Anlattı. “Tamam” dedim, bildim. Çelik -
Çomak Oyunu gibi bir şey. Yok dedi, tarak
oyunu bu (!)
Size de hatırlatayım; İki kişilik bir oyun. Ebe, elinde bir metre
civarındaki sopa ile önündeki çukurda duran bir karış uzunluğundaki çubuğu
çukura yerleştiriyor. Elindeki sopa ile çukurdaki çubuğun kalkık ucuna vurup
havalandırıyor ve sopayı çubuğa vuruyor, çubuk nereye gider ise artık.. Bazen bir
metre bazen 50 metre.. (Üç kere sopayı çubuğa vuramaz isen veya vurulan çubuğu havada
yakalar isen ebe’lik değişiyor) Çubuğun düştüğü yerden, çıktığı çukura atış yapıyorsun,
ebenin elindeki sopanın boyunda çukura yakın düşürebilirsen yine ebe değişiyor.

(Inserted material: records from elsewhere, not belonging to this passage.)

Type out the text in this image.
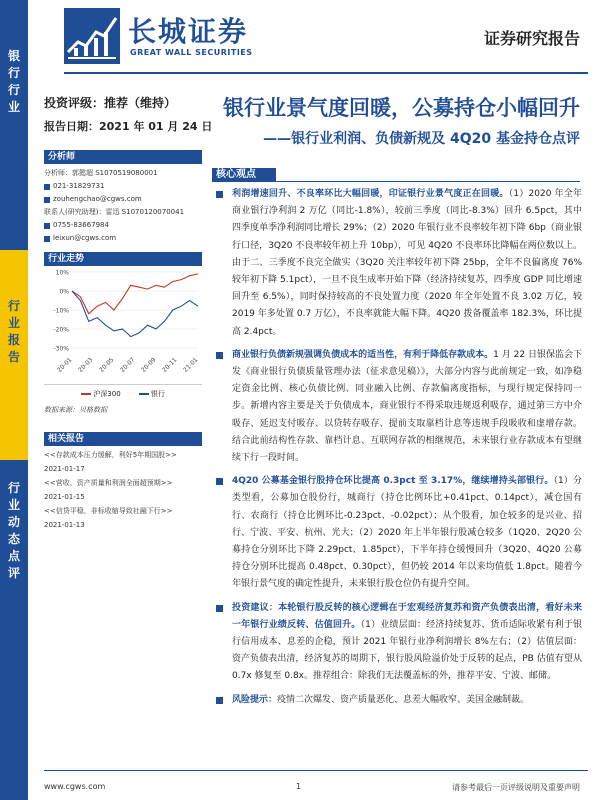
银
行
行
业
行
业
报
告
行
业
动
态
点
评
长城证券
GREAT WALL SECURITIES
证券研究报告
投资评级：推荐（维持）
报告日期：2021 年 01 月 24 日
银行业景气度回暖，公募持仓小幅回升
——银行业利润、负债新规及 4Q20 基金持仓点评
分析师
分析师：郭懿超 S1070519080001
021-31829731
zouhengchao@cgws.com
联系人(研究助理)：雷迅 S1070120070041
0755-83667984
leixun@cgws.com
行业走势
10%
0%
-10%
-20%
-30%
20-01 20-03 20-05 20-07 20-09 20-11 21-01
沪深300	银行
数据来源：贝格数据
相关报告
<<存款成本压力缓解，利好5年期国股>>
2021-01-17
<<营收、资产质量和利润全面超预期>>
2021-01-15
<<信贷平稳，非标收缩导致社融下行>>
2021-01-13
核心观点
利润增速回升、不良率环比大幅回暖，印证银行业景气度正在回暖。（1）2020 年全年商业银行净利润 2 万亿（同比-1.8%），较前三季度（同比-8.3%）回升 6.5pct，其中四季度单季净利润同比增长 29%；（2）2020 年银行业不良率较年初下降 6bp（商业银行口径，3Q20 不良率较年初上升 10bp），可见 4Q20 不良率环比降幅在两位数以上。由于二、三季度不良完全做实（3Q20 关注率较年初下降 25bp，全年不良偏离度 76%较年初下降 5.1pct），一旦不良生成率开始下降（经济持续复苏，四季度 GDP 同比增速回升至 6.5%），同时保持较高的不良处置力度（2020 年全年处置不良 3.02 万亿，较 2019 年多处置 0.7 万亿），不良率就能大幅下降。4Q20 拨备覆盖率 182.3%，环比提高 2.4pct。
商业银行负债新规强调负债成本的适当性，有利于降低存款成本。1 月 22 日银保监会下发《商业银行负债质量管理办法（征求意见稿）》，大部分内容与此前规定一致，如净稳定资金比例、核心负债比例、同业融入比例、存款偏离度指标，与现行规定保持同一步。新增内容主要是关于负债成本，商业银行不得采取违规返利吸存，通过第三方中介吸存、延迟支付吸存、以贷转存吸存、提前支取靠档计息等违规手段吸收和虚增存款。结合此前结构性存款、靠档计息、互联网存款的相继规范，未来银行业存款成本有望继续下行一段时间。
4Q20 公募基金银行股持仓环比提高 0.3pct 至 3.17%，继续增持头部银行。（1）分类型看，公募加仓股份行，城商行（持仓比例环比+0.41pct、0.14pct），减仓国有行、农商行（持仓比例环比-0.23pct、-0.02pct）；从个股看，加仓较多的是兴业、招行、宁波、平安、杭州、光大；（2）2020 年上半年银行股减仓较多（1Q20、2Q20 公募持仓分别环比下降 2.29pct、1.85pct），下半年持仓缓慢回升（3Q20、4Q20 公募持仓分别环比提高 0.48pct、0.30pct），但仍较 2014 年以来均值低 1.8pct。随着今年银行景气度的确定性提升，未来银行股仓位仍有提升空间。
投资建议：本轮银行股反转的核心逻辑在于宏观经济复苏和资产负债表出清，看好未来一年银行业绩反转、估值回升。（1）业绩层面：经济持续复苏、货币适际收紧有利于银行信用成本、息差的企稳，预计 2021 年银行业净利润增长 8%左右；（2）估值层面：资产负债表出清，经济复苏的周期下，银行股风险溢价处于反转的起点，PB 估值有望从 0.7x 修复至 0.8x。推荐组合：除我们无法覆盖标的外，推荐平安、宁波、邮储。
风险提示：疫情二次爆发、资产质量恶化、息差大幅收窄、美国金融制裁。
www.cgws.com	1	请参考最后一页评级说明及重要声明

Düşüremez isen sen yine çubuk kovalayansın.!
Ali’de de hikaye
çok.. Ama hepsini yazmayayım şimdi (!)
Demircilerin Ali,
çocukken flüt çalardı. Sonra sazı oldu.
Sonra.. sonra baktım ki, çalmadığı enstrüman yok. O’nun dünyası müzik; araştırmak, notaya dökmek, çalmak, söylemek.
Mütevazi kişiliğinin sosyal ve kültürel hayata yansımalarını, Tv programlarını keyifle izliyorum.

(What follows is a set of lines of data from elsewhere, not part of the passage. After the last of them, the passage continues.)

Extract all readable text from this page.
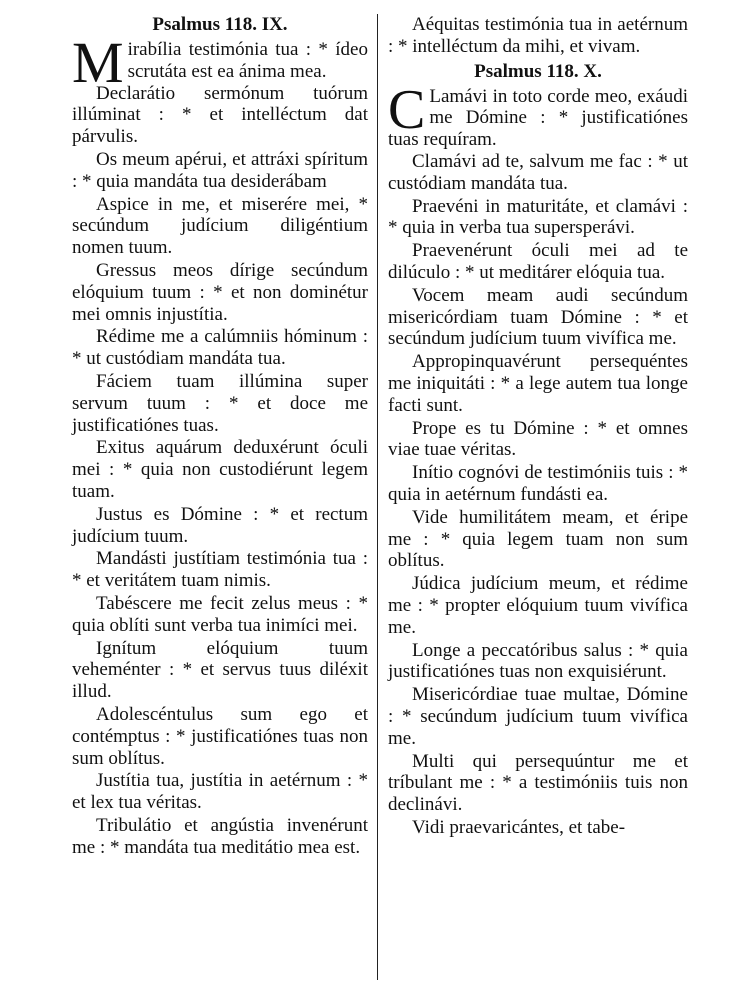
Psalmus 118. IX.

Mirabília testimónia tua : * ídeo scrutáta est ea ánima mea.

Declarátio sermónum tuórum illúminat : * et intelléctum dat párvulis.

Os meum apérui, et attráxi spíritum : * quia mandáta tua desiderábam

Aspice in me, et miserére mei, * secúndum judícium diligéntium nomen tuum.

Gressus meos dírige secúndum elóquium tuum : * et non dominétur mei omnis injustítia.

Rédime me a calúmniis hóminum : * ut custódiam mandáta tua.

Fáciem tuam illúmina super servum tuum : * et doce me justificatiónes tuas.

Exitus aquárum deduxérunt óculi mei : * quia non custodiérunt legem tuam.

Justus es Dómine : * et rectum judícium tuum.

Mandásti justítiam testimónia tua : * et veritátem tuam nimis.

Tabéscere me fecit zelus meus : * quia oblíti sunt verba tua inimíci mei.

Ignítum elóquium tuum veheménter : * et servus tuus diléxit illud.

Adolescéntulus sum ego et contémptus : * justificatiónes tuas non sum oblítus.

Justítia tua, justítia in aetérnum : * et lex tua véritas.

Tribulátio et angústia invenérunt me : * mandáta tua meditátio mea est.

Aéquitas testimónia tua in aetérnum : * intelléctum da mihi, et vivam.

Psalmus 118. X.

C Lamávi in toto corde meo, exáudi me Dómine : * justificatiónes tuas requíram.

Clamávi ad te, salvum me fac : * ut custódiam mandáta tua.

Praevéni in maturitáte, et clamávi : * quia in verba tua supersperávi.

Praevenérunt óculi mei ad te dilúculo : * ut meditárer elóquia tua.

Vocem meam audi secúndum misericórdiam tuam Dómine : * et secúndum judícium tuum vivífica me.

Appropinquavérunt persequéntes me iniquitáti : * a lege autem tua longe facti sunt.

Prope es tu Dómine : * et omnes viae tuae véritas.

Inítio cognóvi de testimóniis tuis : * quia in aetérnum fundásti ea.

Vide humilitátem meam, et éripe me : * quia legem tuam non sum oblítus.

Júdica judícium meum, et rédime me : * propter elóquium tuum vivífica me.

Longe a peccatóribus salus : * quia justificatiónes tuas non exquisiérunt.

Misericórdiae tuae multae, Dómine : * secúndum judícium tuum vivífica me.

Multi qui persequúntur me et tríbulant me : * a testimóniis tuis non declinávi.

Vidi praevaricántes, et tabe-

2016 Bakliyat Yılıydı. Litaratürü araştırdım; “Fasulyem yedi buçuk lira” diye başlayan türküden başka türkü yoktu. Gecenin ileri vakitlerinde sözlerini benim yazdığım bir şiir Ali’ye yolladım, “Bana bunu müziğe döküver “ dedim. Yarım saat kadar sonra “Koy koy Yiyelim” türküsü çıktı karşımıza.Memlekete bir türkü kazandırmıştık yav..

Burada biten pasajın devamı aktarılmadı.